Administration

Pelosi says Trump decision to roll back fair housing rule is a ‘betrayal of our nation’s founding values’

House Speaker Nancy Pelosi (D-Calif.) castigated the Trump administration Thursday for revoking an Obama-era housing rule, calling it a “shameful abdication” of the government’s responsibilities on housing desegregation.

The White House announced Thursday it will repeal the Affirmatively Furthering Fair Housing rule, which requires all jurisdictions that receive federal housing funds to come up with desegregation plans for any potential patterns of discrimination.

Instead the Department of Housing and Urban Development will replace the rule with its own policy, named Preserving Community and Neighborhood Choice. 

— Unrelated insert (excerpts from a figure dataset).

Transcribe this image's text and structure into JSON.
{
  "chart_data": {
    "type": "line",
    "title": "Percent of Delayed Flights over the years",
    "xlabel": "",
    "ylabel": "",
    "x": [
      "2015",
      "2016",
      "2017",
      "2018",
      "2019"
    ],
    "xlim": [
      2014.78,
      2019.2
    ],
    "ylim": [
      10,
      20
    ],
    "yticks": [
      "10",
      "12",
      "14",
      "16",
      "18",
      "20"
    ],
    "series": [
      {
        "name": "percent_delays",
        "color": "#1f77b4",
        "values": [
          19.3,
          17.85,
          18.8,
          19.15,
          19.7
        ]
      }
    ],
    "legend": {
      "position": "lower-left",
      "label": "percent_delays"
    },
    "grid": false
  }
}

“The Trump Administration’s elimination of the fair housing rule is a betrayal of our nation’s founding values of equality and opportunity for all. It is a shameful abdication of our government’s responsibility to end discriminatory housing practices and to lift up our nation’s most vulnerable communities,” Pelosi said in a statement.

The speaker claimed that 50 years after the Fair Housing Act, there is still a fight for civil rights and to eliminate “our county’s legacies of redlining and racial segregation.” 

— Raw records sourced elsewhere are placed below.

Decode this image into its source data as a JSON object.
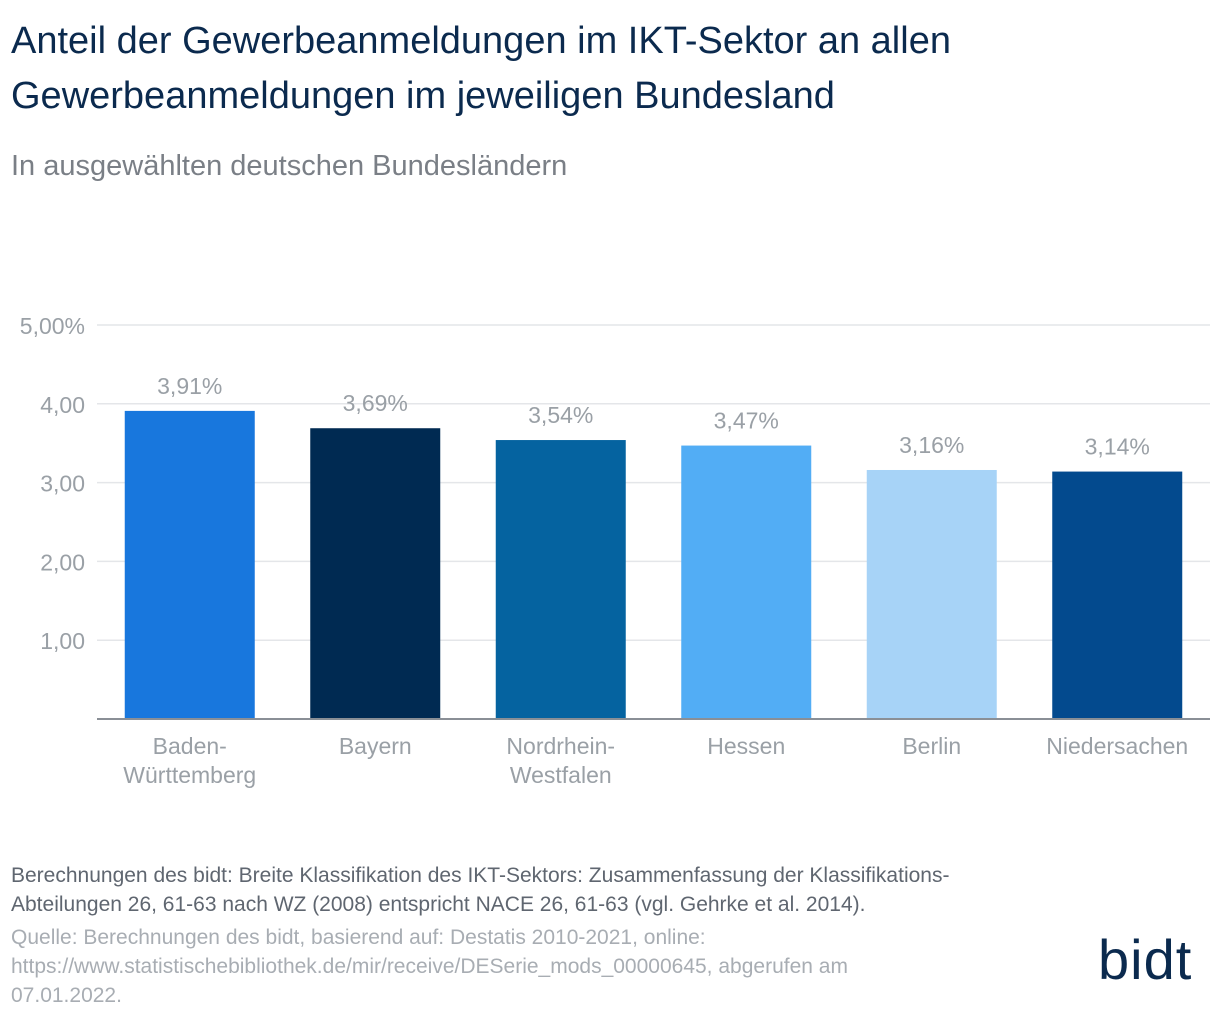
{
  "title_line1": "Anteil der Gewerbeanmeldungen im IKT-Sektor an allen",
  "title_line2": "Gewerbeanmeldungen im jeweiligen Bundesland",
  "subtitle": "In ausgewählten deutschen Bundesländern",
  "note_line1": "Berechnungen des bidt: Breite Klassifikation des IKT-Sektors: Zusammenfassung der Klassifikations-",
  "note_line2": "Abteilungen 26, 61-63 nach WZ (2008) entspricht NACE 26, 61-63 (vgl. Gehrke et al. 2014).",
  "source_line1": "Quelle: Berechnungen des bidt, basierend auf: Destatis 2010-2021, online:",
  "source_line2": "https://www.statistischebibliothek.de/mir/receive/DESerie_mods_00000645, abgerufen am",
  "source_line3": "07.01.2022.",
  "logo": "bidt",
  "chart_data": {
    "type": "bar",
    "title": "Anteil der Gewerbeanmeldungen im IKT-Sektor an allen Gewerbeanmeldungen im jeweiligen Bundesland",
    "subtitle": "In ausgewählten deutschen Bundesländern",
    "categories": [
      [
        "Baden-",
        "Württemberg"
      ],
      [
        "Bayern"
      ],
      [
        "Nordrhein-",
        "Westfalen"
      ],
      [
        "Hessen"
      ],
      [
        "Berlin"
      ],
      [
        "Niedersachen"
      ]
    ],
    "values": [
      3.91,
      3.69,
      3.54,
      3.47,
      3.16,
      3.14
    ],
    "value_labels": [
      "3,91%",
      "3,69%",
      "3,54%",
      "3,47%",
      "3,16%",
      "3,14%"
    ],
    "colors": [
      "#1877dd",
      "#002a52",
      "#0563a0",
      "#52adf5",
      "#a7d3f7",
      "#034a8e"
    ],
    "yticks": [
      {
        "value": 1,
        "label": "1,00"
      },
      {
        "value": 2,
        "label": "2,00"
      },
      {
        "value": 3,
        "label": "3,00"
      },
      {
        "value": 4,
        "label": "4,00"
      },
      {
        "value": 5,
        "label": "5,00%"
      }
    ],
    "ylim": [
      0,
      5
    ],
    "xlabel": "",
    "ylabel": "",
    "grid": true,
    "grid_color": "#e4e6e9",
    "axis_color": "#8a8f96",
    "label_color": "#9aa0a6"
  }
}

“As our nation confronts systemic racism and injustice, we will continue our struggle to secure justice for vulnerable and marginalized communities and to ensure that everyone in America, regardless of race or creed, is guaranteed access to equal opportunity and safe and fair housing,” she added. 

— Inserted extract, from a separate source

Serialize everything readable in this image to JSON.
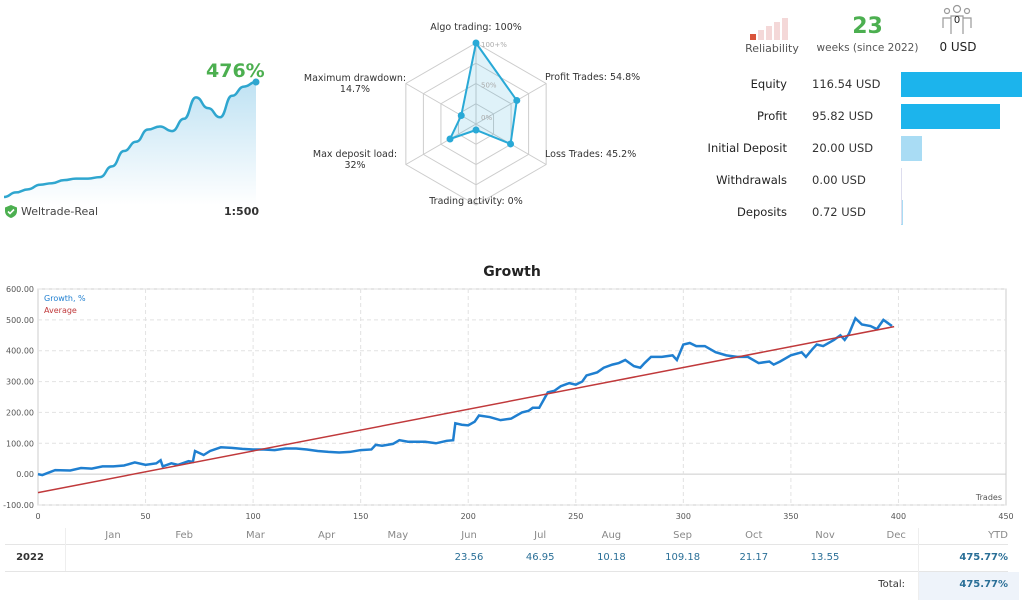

Pelosi also vowed to continue to work to expand housing protections with fellow Democrats, and noted that the House-passed HEROES Act includes increased funding for fair housing enforcement.

President Trump, who is trailing former Vice President Joe Biden among suburban voters in nearly all recent polling, has to appeal to that demographic, falsely claiming the presumptive Democratic nominee supports abolishing suburbs.

Trump has also taken aim at the rule itself for several weeks, tweeting in late June that the rule was “having a devastating impact on these once thriving Suburban areas.”